平成27年12月18日
国立大学法人広島大学
関東化学株式会社
院内感染の原因菌検出に光明!
6種類のESBL遺伝子型の迅速検出技術の実用化
複数の抗生物質が効かない多剤耐性菌は、健康な人にはすぐに影響を及ぼしませんが、抵抗力が弱い入院患者などへは症状の重篤化を引き起こす危険性があります。なかでも、基質特異性拡張型β-ラクタマーゼ(ESBL)を産生する細菌は、近年急速な増加がみられ、院内感染の原因菌として問題となっています。
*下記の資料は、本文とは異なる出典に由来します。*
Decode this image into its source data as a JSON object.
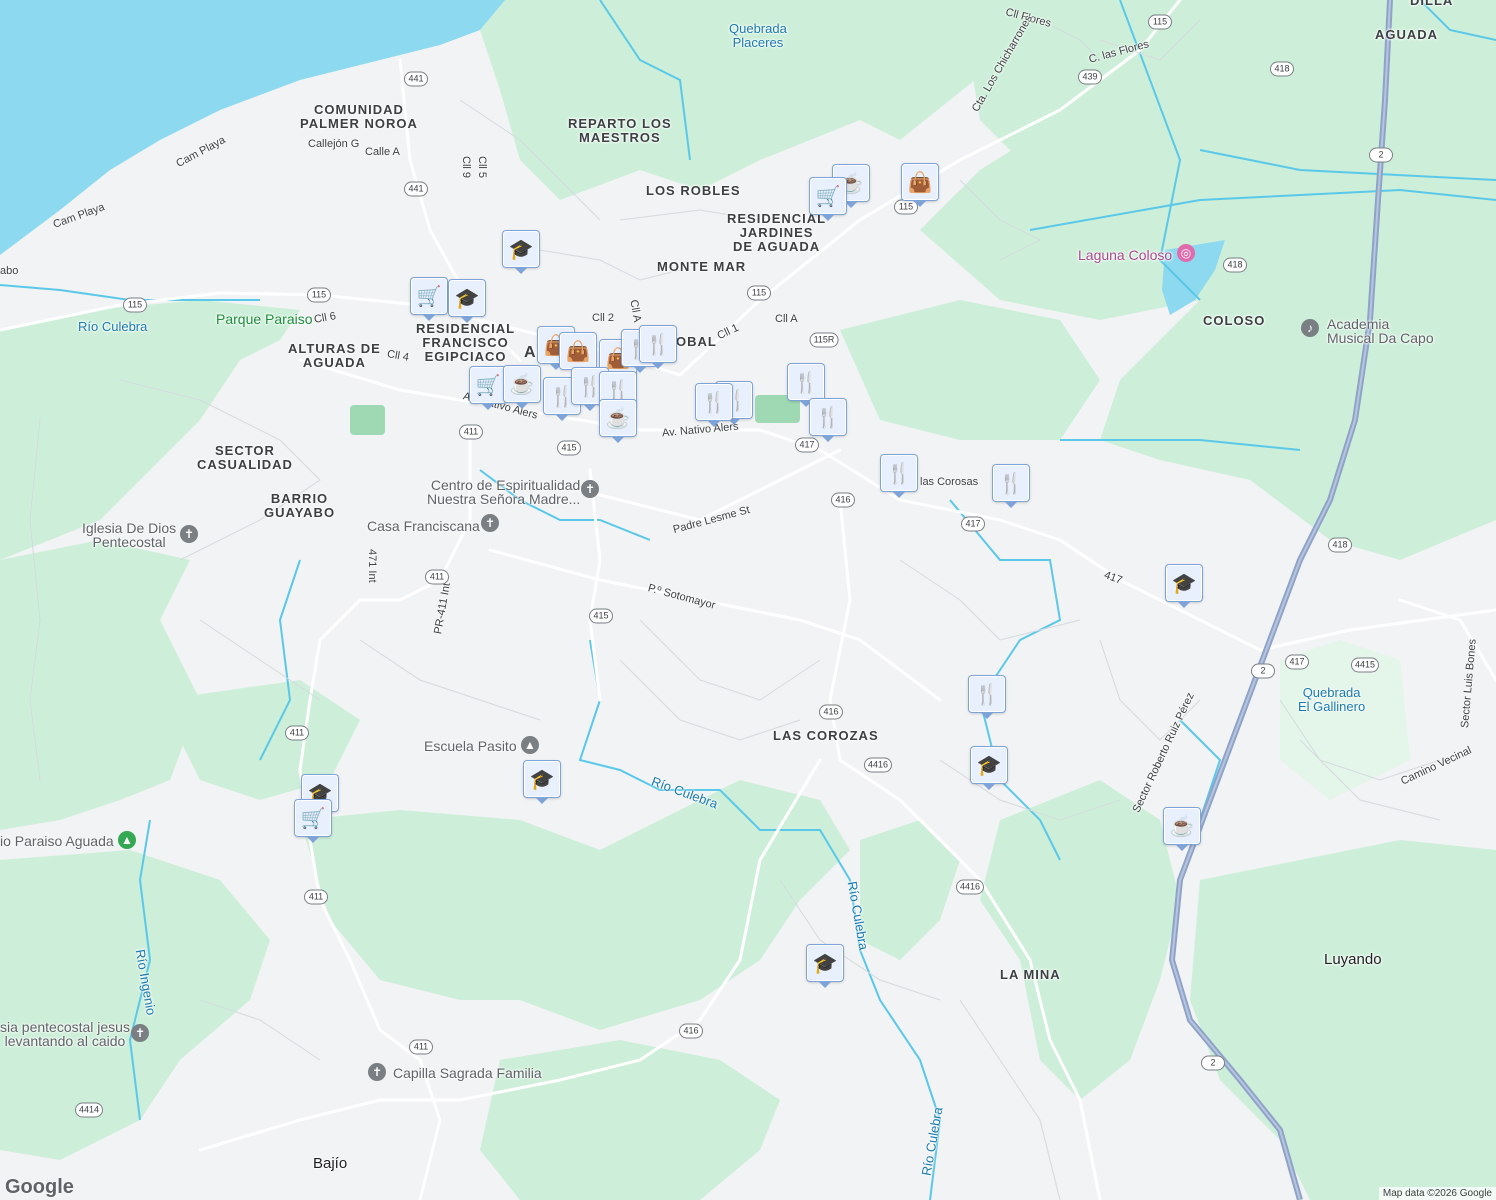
{
  "map": {
    "attribution": "Map data ©2026 Google",
    "logo": "Google",
    "colors": {
      "background": "#f1f3f4",
      "water": "#8dd9ef",
      "park": "#cdefd9",
      "road": "#ffffff",
      "highway": "#8fa3c8",
      "river": "#5ac8e8",
      "marker_fill": "#e8f0fe",
      "marker_icon": "#0b3c6f"
    }
  },
  "labels": {
    "comunidad_palmer": "COMUNIDAD\nPALMER NOROA",
    "reparto_maestros": "REPARTO LOS\nMAESTROS",
    "los_robles": "LOS ROBLES",
    "residencial_jardines": "RESIDENCIAL\nJARDINES\nDE AGUADA",
    "monte_mar": "MONTE MAR",
    "residencial_francisco": "RESIDENCIAL\nFRANCISCO\nEGIPCIACO",
    "alturas_aguada": "ALTURAS DE\nAGUADA",
    "sector_casualidad": "SECTOR\nCASUALIDAD",
    "barrio_guayabo": "BARRIO\nGUAYABO",
    "coloso": "COLOSO",
    "las_corozas": "LAS COROZAS",
    "la_mina": "LA MINA",
    "aguada_top": "AGUADA",
    "dilla": "DILLA",
    "obal": "OBAL",
    "ag": "AG",
    "luyando": "Luyando",
    "bajio": "Bajío"
  },
  "streets": {
    "cll_flores": "Cll Flores",
    "c_las_flores": "C. las Flores",
    "cta_chicharrones": "Cta. Los Chicharrones",
    "callejon_g": "Callejón G",
    "calle_a": "Calle A",
    "cam_playa_1": "Cam Playa",
    "cam_playa_2": "Cam Playa",
    "cll_6": "Cll 6",
    "cll_4": "Cll 4",
    "cll_9": "Cll 9",
    "cll_5": "Cll 5",
    "cll_2": "Cll 2",
    "cll_a_small": "Cll A",
    "cll_1": "Cll 1",
    "cll_a": "Cll A",
    "av_nativo_1": "Av. Nativo Alers",
    "av_nativo_2": "Av. Nativo Alers",
    "las_corosas": "las Corosas",
    "padre_lesme": "Padre Lesme St",
    "p_sotomayor": "P.º Sotomayor",
    "r471_int": "471 Int",
    "pr411_int": "PR-411 Int",
    "r417_text": "417",
    "sector_roberto": "Sector Roberto Ruiz Pérez",
    "sector_luis": "Sector Luis Bones",
    "camino_vecinal": "Camino Vecinal",
    "abo": "abo"
  },
  "water": {
    "quebrada_placeres": "Quebrada\nPlaceres",
    "rio_culebra_w": "Río Culebra",
    "rio_culebra_mid": "Río Culebra",
    "rio_culebra_s": "Río Culebra",
    "rio_culebra_bottom": "Río Culebra",
    "rio_ingenio": "Río Ingenio",
    "quebrada_gallinero": "Quebrada\nEl Gallinero"
  },
  "pois": {
    "laguna_coloso": "Laguna Coloso",
    "academia_musical": "Academia\nMusical Da Capo",
    "parque_paraiso": "Parque Paraiso",
    "centro_espiritualidad": "Centro de Espiritualidad\nNuestra Señora Madre...",
    "casa_franciscana": "Casa Franciscana",
    "iglesia_dios": "Iglesia De Dios\nPentecostal",
    "escuela_pasito": "Escuela Pasito",
    "paraiso_aguada": "io Paraiso Aguada",
    "iglesia_jesus": "sia pentecostal jesus\nlevantando al caido",
    "capilla_sagrada": "Capilla Sagrada Familia"
  },
  "route_shields": [
    "115",
    "441",
    "441",
    "115",
    "115",
    "115R",
    "439",
    "418",
    "418",
    "418",
    "2",
    "2",
    "2",
    "411",
    "415",
    "411",
    "411",
    "411",
    "411",
    "415",
    "417",
    "416",
    "416",
    "4416",
    "4416",
    "417",
    "4415",
    "416",
    "411",
    "4414"
  ],
  "markers": [
    "coffee",
    "shopping-cart",
    "shopping-bag",
    "graduation-cap",
    "shopping-cart",
    "graduation-cap",
    "shopping-bag",
    "shopping-bag",
    "shopping-bag",
    "restaurant",
    "restaurant",
    "shopping-cart",
    "coffee",
    "restaurant",
    "restaurant",
    "restaurant",
    "coffee",
    "restaurant",
    "restaurant",
    "restaurant",
    "restaurant",
    "restaurant",
    "restaurant",
    "graduation-cap",
    "restaurant",
    "graduation-cap",
    "graduation-cap",
    "graduation-cap",
    "shopping-cart",
    "coffee",
    "graduation-cap"
  ]
}
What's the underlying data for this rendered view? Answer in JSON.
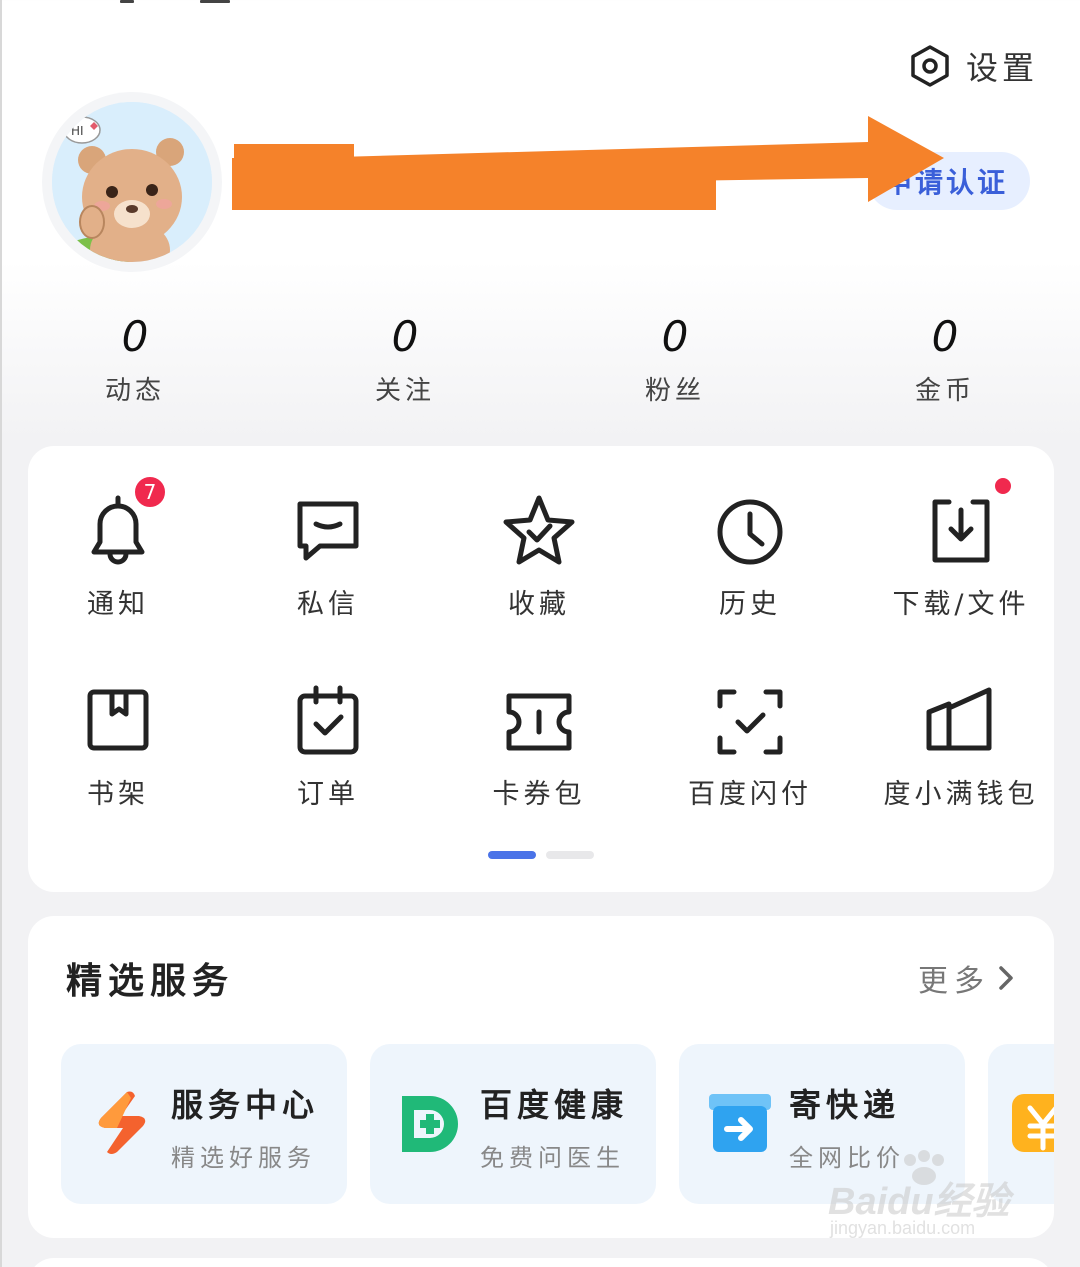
{
  "settings": {
    "label": "设置",
    "icon": "gear-hexagon-icon"
  },
  "profile": {
    "verify_label": "申请认证"
  },
  "stats": [
    {
      "value": "0",
      "label": "动态"
    },
    {
      "value": "0",
      "label": "关注"
    },
    {
      "value": "0",
      "label": "粉丝"
    },
    {
      "value": "0",
      "label": "金币"
    }
  ],
  "grid": {
    "items": [
      {
        "label": "通知",
        "icon": "bell-icon"
      },
      {
        "label": "私信",
        "icon": "message-icon"
      },
      {
        "label": "收藏",
        "icon": "star-icon"
      },
      {
        "label": "历史",
        "icon": "clock-icon"
      },
      {
        "label": "下载/文件",
        "icon": "download-icon"
      },
      {
        "label": "书架",
        "icon": "bookshelf-icon"
      },
      {
        "label": "订单",
        "icon": "calendar-check-icon"
      },
      {
        "label": "卡券包",
        "icon": "ticket-icon"
      },
      {
        "label": "百度闪付",
        "icon": "scan-pay-icon"
      },
      {
        "label": "度小满钱包",
        "icon": "wallet-icon"
      }
    ],
    "notification_badge": "7",
    "page_index": 1,
    "page_count": 2
  },
  "services": {
    "title": "精选服务",
    "more_label": "更多",
    "items": [
      {
        "name": "服务中心",
        "sub": "精选好服务",
        "icon": "service-center-icon"
      },
      {
        "name": "百度健康",
        "sub": "免费问医生",
        "icon": "health-icon"
      },
      {
        "name": "寄快递",
        "sub": "全网比价",
        "icon": "express-icon"
      }
    ]
  },
  "watermark": {
    "brand": "Baidu经验",
    "url": "jingyan.baidu.com"
  },
  "colors": {
    "accent": "#4a73e8",
    "badge": "#f0294e",
    "annotation_arrow": "#f5822a"
  }
}
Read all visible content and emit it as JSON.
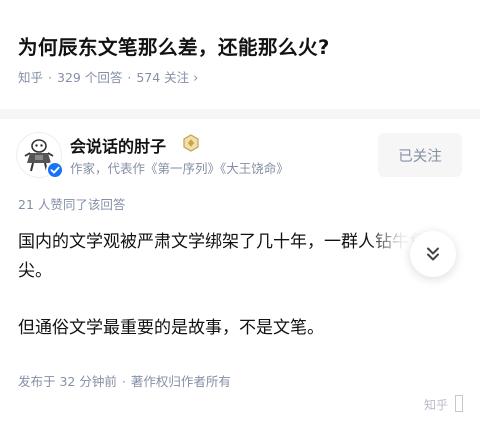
{
  "question": {
    "title": "为何辰东文笔那么差，还能那么火?",
    "source": "知乎",
    "answer_count": "329 个回答",
    "follower_count": "574 关注",
    "chevron_icon": "chevron-right-icon"
  },
  "author": {
    "name": "会说话的肘子",
    "description": "作家，代表作《第一序列》《大王饶命》",
    "follow_label": "已关注",
    "badge_color": "#c9a24a",
    "verified_color": "#1772f6"
  },
  "answer": {
    "upvote_text": "21 人赞同了该回答",
    "paragraph_1": "国内的文学观被严肃文学绑架了几十年，一群人钻牛角尖。",
    "paragraph_2": "但通俗文学最重要的是故事，不是文笔。",
    "posted_time": "发布于 32 分钟前",
    "copyright": "著作权归作者所有",
    "expand_icon": "double-chevron-down-icon"
  },
  "watermark": {
    "text": "知乎"
  }
}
ESBL産生菌は、適切な薬剤が投与されなければ死滅しないため、早期に特定できなければ薬剤の乱用に繋がり、症状の重篤化やそれに伴う医療費の増加、また更なる多剤耐性菌の出現を引き起こす恐れがあります。
多剤耐性菌の制御法の一つとして、薬剤耐性遺伝子の保有状況を検出する方法があります。これまでの方法では、1遺伝子につき1つの反応で検出する必要があるため、複数種類の遺伝子を検出するためには半日から数日の時間を要しておりました。
ESBL産生菌の薬剤耐性遺伝子の迅速検出技術の確立を目指し、広島大学 院内感染症プロジェクト研究センターの菅井基行教授ならびに鹿山鎭男助教、久恒順三助教らと関東化学株式会社は共同研究を続けた結果、主なESBL遺伝子型6種類を約3時間で同時検出できる技術を開発することが出来ました。
本技術が社会貢献の一助となることを期待し、関東化学株式会社が成果を用いた製品として実用化するに至りました。
本技術は、2種類のマルチプレックスPCR法(*1) を用いて6種類のESBL遺伝子型を同時に増幅し、電気泳動パターンを元に遺伝子型を決定する手法です。
図1 電気泳動例
下記の菌株について解析した電気泳動パターンの実例
100: 100 bp DNA Ladder、P: ポジティブコントロール(試薬E)、1: CTX-M-1型陽性菌株、2: CTX-M-9型陽性菌株、3: TEM型陽性菌株、4: CTX-M-2型陽性菌株、5: CTX-M-8型陽性菌株、6: SHV型陽性菌株、N: ネガティブコントロール
*1 PCR法とはDNAを増幅させる手法の一つです。一般的なPCR法は1組の特異的なDNAを増幅する核酸の断片(プライマー)を使用するのに対し、マルチプレックスPCR法では、複数組のプライマーを使用して複数のDNAを同時に増幅することができます。
平成27年12月21日(月)に関東化学株式会社より「シカジーニアス® ESBL遺伝子型検出キット」として発売されます。